El Salvador has approved historic legislation establishing the legal foundation for a Bitcoin-backed bond, known as the “Volcano Bond”, which would be used to pay down national debt and support the building of the country’s intended “Bitcoin City”. The measure was approved on January 11 with 62 votes in favour and 16 against; it will become law if President Bukele ratifies it.
In a January 11 Twitter thread, the National Bitcoin Office of El Salvador announced the passing of the measure and noted that it will shortly begin issuing the bonds. According to crypto exchange Bitfinex, the technology provider for the bonds, the Volcano Bond — or Volcano Tokens — would enable El Salvador to acquire funds to pay down its sovereign debt, support the creation of Bitcoin City, and establish Bitcoin mining infrastructure.

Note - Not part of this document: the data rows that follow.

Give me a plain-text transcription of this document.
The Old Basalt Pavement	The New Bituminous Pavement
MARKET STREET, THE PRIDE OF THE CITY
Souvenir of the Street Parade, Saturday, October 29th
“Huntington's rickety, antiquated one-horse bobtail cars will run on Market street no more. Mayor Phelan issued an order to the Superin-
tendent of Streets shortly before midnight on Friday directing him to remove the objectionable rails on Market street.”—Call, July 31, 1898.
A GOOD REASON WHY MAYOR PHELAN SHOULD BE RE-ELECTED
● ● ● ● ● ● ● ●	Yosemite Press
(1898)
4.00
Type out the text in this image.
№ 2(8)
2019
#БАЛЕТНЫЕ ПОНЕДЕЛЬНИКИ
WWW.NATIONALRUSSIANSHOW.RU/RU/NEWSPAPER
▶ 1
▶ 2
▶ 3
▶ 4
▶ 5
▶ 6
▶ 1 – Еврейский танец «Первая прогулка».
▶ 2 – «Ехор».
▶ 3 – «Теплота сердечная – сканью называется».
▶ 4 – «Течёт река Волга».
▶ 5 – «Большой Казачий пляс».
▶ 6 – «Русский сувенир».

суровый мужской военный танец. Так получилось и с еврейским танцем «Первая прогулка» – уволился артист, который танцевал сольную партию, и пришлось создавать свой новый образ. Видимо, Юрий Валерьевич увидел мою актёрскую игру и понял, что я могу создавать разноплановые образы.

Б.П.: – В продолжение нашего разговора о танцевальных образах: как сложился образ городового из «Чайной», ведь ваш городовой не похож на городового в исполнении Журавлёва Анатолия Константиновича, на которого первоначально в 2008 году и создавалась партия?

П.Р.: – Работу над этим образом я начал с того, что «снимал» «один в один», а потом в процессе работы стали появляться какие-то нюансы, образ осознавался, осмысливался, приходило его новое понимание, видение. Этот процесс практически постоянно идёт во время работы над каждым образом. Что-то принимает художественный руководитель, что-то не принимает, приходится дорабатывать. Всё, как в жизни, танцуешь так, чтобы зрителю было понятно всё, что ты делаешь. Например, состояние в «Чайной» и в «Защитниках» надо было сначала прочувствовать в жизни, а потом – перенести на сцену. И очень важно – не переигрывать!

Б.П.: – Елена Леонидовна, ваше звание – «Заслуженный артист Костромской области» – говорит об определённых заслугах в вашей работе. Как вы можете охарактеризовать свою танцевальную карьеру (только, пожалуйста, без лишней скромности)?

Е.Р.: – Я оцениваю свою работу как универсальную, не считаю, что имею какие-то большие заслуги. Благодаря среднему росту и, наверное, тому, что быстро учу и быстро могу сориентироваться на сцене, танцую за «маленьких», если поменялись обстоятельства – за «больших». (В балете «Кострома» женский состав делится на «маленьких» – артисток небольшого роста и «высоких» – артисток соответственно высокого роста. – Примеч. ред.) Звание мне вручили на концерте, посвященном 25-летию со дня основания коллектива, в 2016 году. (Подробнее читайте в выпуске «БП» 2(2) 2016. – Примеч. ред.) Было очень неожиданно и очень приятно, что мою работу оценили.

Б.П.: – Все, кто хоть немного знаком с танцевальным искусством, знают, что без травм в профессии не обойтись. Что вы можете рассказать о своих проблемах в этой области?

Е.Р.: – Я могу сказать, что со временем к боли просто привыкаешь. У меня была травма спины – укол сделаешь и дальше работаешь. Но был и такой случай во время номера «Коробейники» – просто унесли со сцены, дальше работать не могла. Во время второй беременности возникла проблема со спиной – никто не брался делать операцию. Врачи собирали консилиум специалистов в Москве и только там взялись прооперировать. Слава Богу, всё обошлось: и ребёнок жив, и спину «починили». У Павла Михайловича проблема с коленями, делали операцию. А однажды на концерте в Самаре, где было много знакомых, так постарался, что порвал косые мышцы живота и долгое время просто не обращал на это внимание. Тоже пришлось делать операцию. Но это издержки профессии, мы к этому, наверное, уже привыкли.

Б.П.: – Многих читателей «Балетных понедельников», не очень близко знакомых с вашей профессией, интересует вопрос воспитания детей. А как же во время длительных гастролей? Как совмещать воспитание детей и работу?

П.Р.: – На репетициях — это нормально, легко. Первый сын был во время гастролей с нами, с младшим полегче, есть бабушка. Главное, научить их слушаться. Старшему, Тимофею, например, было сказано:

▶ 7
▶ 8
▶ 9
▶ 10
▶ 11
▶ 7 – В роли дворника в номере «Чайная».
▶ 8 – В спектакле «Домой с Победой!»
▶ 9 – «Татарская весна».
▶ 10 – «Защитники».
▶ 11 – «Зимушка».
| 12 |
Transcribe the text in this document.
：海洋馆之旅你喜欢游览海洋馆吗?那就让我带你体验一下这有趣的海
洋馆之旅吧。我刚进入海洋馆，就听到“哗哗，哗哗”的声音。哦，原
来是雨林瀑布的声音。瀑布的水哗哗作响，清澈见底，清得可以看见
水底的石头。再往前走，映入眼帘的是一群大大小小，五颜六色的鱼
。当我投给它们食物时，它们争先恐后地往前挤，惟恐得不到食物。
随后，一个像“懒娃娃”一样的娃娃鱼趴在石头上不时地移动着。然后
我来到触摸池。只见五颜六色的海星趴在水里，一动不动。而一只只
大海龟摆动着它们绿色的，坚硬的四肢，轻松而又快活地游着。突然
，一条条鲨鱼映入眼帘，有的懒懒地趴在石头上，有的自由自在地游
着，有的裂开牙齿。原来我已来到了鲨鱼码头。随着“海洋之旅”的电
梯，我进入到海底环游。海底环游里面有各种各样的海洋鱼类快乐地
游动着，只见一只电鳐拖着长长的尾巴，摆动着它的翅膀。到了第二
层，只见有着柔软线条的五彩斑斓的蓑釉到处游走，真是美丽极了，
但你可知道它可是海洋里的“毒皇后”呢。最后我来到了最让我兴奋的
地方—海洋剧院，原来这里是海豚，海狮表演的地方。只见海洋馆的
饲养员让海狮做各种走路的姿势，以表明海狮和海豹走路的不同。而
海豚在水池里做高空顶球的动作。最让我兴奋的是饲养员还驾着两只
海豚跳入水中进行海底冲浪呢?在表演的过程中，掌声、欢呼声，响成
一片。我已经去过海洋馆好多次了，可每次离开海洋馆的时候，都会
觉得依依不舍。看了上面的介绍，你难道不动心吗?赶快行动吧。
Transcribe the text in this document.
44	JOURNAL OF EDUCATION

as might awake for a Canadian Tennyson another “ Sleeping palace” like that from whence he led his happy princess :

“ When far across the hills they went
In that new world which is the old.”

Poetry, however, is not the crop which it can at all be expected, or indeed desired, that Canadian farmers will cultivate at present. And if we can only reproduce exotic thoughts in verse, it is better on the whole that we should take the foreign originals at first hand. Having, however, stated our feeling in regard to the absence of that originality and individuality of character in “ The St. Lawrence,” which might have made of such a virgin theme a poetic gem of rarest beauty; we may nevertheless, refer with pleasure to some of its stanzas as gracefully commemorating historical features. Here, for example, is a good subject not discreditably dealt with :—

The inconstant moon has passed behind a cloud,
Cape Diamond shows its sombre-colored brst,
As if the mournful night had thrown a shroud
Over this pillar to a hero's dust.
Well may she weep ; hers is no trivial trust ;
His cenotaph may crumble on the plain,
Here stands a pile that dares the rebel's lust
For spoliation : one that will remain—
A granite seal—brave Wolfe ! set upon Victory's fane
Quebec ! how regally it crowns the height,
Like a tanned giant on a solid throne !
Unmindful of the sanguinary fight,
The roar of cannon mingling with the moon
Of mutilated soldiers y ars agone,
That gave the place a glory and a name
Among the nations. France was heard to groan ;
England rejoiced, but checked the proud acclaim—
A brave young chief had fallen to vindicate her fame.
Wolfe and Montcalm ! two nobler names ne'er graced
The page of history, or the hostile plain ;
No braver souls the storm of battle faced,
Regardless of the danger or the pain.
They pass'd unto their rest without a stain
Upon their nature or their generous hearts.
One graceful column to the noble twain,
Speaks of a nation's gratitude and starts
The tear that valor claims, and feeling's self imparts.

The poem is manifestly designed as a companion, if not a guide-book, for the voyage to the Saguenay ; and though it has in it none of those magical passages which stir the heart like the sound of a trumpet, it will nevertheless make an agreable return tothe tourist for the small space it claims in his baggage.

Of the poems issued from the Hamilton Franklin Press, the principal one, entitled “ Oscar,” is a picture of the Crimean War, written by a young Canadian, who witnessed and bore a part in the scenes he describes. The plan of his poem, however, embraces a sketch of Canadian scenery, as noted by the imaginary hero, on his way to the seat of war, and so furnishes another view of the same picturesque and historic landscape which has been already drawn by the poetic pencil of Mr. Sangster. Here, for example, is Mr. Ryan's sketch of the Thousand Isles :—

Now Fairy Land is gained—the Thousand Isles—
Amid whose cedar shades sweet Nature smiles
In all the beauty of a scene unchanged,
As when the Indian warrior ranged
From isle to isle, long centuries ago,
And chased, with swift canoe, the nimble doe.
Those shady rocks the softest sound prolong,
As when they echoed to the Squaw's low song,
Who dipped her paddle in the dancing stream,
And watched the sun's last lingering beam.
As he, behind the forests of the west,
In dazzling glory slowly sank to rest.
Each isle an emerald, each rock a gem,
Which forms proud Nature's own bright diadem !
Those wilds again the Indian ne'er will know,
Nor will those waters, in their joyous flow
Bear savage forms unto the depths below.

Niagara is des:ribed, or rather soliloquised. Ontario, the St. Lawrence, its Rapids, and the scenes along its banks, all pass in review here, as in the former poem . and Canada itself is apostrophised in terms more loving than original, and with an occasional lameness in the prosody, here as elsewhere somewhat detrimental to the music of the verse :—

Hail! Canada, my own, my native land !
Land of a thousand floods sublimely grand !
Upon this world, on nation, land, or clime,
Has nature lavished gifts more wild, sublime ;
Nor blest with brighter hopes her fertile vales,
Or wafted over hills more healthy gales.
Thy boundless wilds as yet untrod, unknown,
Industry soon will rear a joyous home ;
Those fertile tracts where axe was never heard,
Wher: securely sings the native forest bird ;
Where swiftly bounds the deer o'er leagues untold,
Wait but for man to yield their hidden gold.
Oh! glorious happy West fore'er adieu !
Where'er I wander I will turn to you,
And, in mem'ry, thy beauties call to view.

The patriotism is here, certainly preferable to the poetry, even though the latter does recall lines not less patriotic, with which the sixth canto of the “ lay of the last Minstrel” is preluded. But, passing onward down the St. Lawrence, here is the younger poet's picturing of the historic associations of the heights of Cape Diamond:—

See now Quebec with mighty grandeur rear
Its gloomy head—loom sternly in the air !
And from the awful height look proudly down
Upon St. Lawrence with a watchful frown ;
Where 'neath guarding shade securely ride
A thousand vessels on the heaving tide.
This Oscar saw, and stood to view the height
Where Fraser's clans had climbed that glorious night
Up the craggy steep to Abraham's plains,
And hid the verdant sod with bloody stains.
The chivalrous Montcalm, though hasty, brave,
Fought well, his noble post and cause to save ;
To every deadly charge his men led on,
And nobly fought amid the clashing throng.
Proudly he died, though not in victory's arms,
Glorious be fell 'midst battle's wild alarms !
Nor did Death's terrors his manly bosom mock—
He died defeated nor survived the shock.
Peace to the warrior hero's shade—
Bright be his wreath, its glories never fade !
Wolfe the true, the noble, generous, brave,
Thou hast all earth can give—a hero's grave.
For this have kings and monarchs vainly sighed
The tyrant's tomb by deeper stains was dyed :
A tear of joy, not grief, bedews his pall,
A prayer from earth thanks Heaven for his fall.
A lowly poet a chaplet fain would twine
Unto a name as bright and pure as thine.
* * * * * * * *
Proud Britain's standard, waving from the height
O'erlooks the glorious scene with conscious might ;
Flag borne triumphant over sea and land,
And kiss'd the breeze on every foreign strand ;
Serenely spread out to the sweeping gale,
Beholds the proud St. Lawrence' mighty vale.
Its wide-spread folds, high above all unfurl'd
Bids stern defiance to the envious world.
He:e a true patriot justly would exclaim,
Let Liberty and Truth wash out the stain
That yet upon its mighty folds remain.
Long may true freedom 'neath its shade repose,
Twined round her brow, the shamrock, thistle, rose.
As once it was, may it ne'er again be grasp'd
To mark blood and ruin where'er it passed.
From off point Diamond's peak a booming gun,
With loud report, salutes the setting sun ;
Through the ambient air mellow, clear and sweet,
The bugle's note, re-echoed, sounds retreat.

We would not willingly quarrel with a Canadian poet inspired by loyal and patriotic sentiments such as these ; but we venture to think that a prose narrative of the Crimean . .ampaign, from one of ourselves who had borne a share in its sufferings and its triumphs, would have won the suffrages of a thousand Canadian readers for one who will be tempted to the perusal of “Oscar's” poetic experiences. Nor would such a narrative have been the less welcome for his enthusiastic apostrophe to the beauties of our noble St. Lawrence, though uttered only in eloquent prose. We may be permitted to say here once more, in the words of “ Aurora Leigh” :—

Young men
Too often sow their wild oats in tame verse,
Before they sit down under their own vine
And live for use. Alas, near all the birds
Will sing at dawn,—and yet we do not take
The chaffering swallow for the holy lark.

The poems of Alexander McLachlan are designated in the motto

El Salvador’s president, Nayib Bukele, stated in November 2021 that the Central American nation, which had adopted bitcoin ($BTC) as legal tender earlier that year, intended to finance $1 billion through bitcoin-backed bonds. The planned document was quickly dubbed Volcano Bonds because the funds were to be used, among other things, to establish a bitcoin mining business that relied only on renewable energy, including that supplied by the country’s active volcanoes.
The volcanic description for the bonds is drawn from the site of Bitcoin City, which is slated to become a sustainable crypto-mining centre fuelled by hydrothermal energy from the nearby Conchagua volcano. Bitfinex states that the city would be a special economic zone similar to those in China, which would provide tax incentives, crypto-friendly rules, and other incentives for Bitcoin enterprises among its people.
In addition to those issued on Bitcoin, the measure contains a legal framework for other non-Bitcoin digital assets and establishes a new regulatory body responsible for administering securities legislation and protecting investors from rogue actors.